Justice of the High Court Division of Bangladesh

Personal details
- Born: 15 February 1971 (age 55)
- Profession: Judge

= A. K. M. Zahirul Huq =

Bangladeshi judge

A. K. M. Zahirul Huq is a Justice of the High Court Division of the Bangladesh Supreme Court.

==Early life==
Zahirul Huq was born on 15 February 1971. He did his undergraduate and graduate degree in law from the University of Dhaka.

==Career==
Zahirul Huq became a lawyer of the District Courts on 10 October 1995 and the High Court Division on 10 July 1999.

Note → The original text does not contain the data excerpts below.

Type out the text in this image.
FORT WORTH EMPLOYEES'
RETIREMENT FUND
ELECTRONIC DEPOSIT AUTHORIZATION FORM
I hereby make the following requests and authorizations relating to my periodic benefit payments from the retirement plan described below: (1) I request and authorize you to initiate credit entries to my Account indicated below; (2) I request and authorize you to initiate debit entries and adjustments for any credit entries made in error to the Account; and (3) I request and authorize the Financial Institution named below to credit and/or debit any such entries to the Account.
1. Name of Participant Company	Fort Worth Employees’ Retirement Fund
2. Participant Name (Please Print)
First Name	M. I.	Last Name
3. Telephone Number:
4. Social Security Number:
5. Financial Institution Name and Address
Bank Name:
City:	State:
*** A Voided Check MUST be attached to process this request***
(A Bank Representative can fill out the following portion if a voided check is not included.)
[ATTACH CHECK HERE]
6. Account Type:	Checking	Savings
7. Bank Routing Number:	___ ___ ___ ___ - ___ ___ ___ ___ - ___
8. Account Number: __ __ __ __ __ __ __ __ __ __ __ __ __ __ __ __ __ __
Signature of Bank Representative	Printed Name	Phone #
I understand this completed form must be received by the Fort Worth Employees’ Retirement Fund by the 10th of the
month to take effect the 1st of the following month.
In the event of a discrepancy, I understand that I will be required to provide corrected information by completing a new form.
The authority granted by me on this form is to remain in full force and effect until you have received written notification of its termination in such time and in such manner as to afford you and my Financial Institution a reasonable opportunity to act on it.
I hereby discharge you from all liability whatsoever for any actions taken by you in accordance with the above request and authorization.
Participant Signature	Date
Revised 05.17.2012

Zahirul Huq became a lawyer of the Appellate Division on 29 March 2018. He was appointed an additional judge of the High Court Division on 21 October 2019. In November 2019, Zahirul Huq and Justice Obaidul Hassan upheld a lower court verdict ordering the seizure of Hong Kong bank accounts of M Morshed Khan, former Minister of Foreign Affairs, and his son. Khan was represented by Sheikh Fazle Noor Taposh and Ajmalul Hossain.

In January 2020, Zahirul Huq and Justice Obaidul Hassan granted bail to Matiur Rahman, editor of Prothom Alo, in a case filed over the death of a Dhaka Residential Model College student who died of accidental electrocution at a program of the newspaper. The bench also ordered the government to not harass Matiur Rahman. Zahirul Huq and Justice Obaidul Hassan granted bail to former Awami League member of parliament, AKMA Awal, and his wife in a corruption case. In February 2020, Huq and Justice Obaidul Hassan stopped the corruption case against Abdul Latif Siddique, former Minister of Textiles and Jute, in a corruption case filed by the Anti-Corruption Commission. In September, Zahirul Huq and Justice Obaidul Hassan ordered Aslamul Haque, member of parliament, to stop the construction of his Arisha Economic Zone over allegations that it was encroaching on Turag River. In December 2020, Zahirul Huq and Justice Md Moinul Islam Chowdhury passed a verdict in favor of the Anti-Corruption Commission investigating Deputy Attorney General Jannatul Ferdousi Rupa on corruption allegations.

In November 2021, Zahirul Huq and Justice Md Nazrul Islam Talukder denied bail to actor and producer Nazrul Islam Raz on 180 million BDT money laundering case.

In January 2022, Zahirul Huq and Justice Md Nazrul Islam Talukder granted bail to the owner of Lakehead Grammar School, Md Khaled Hassan Matin, on allegations of laundering 33 million BDT. Zahirul Huq and Justice Md Nazrul Islam Talukder granted bail to Tufan Sarkar, leader of Bangladesh Sramik League, in a 3.3 million BDT money laundering case.

In July 2023, Zahirul Huq and Justice Sheikh Md Zakir Hossain asked lawyers not to refer to them as lords but instead use sir or your honor.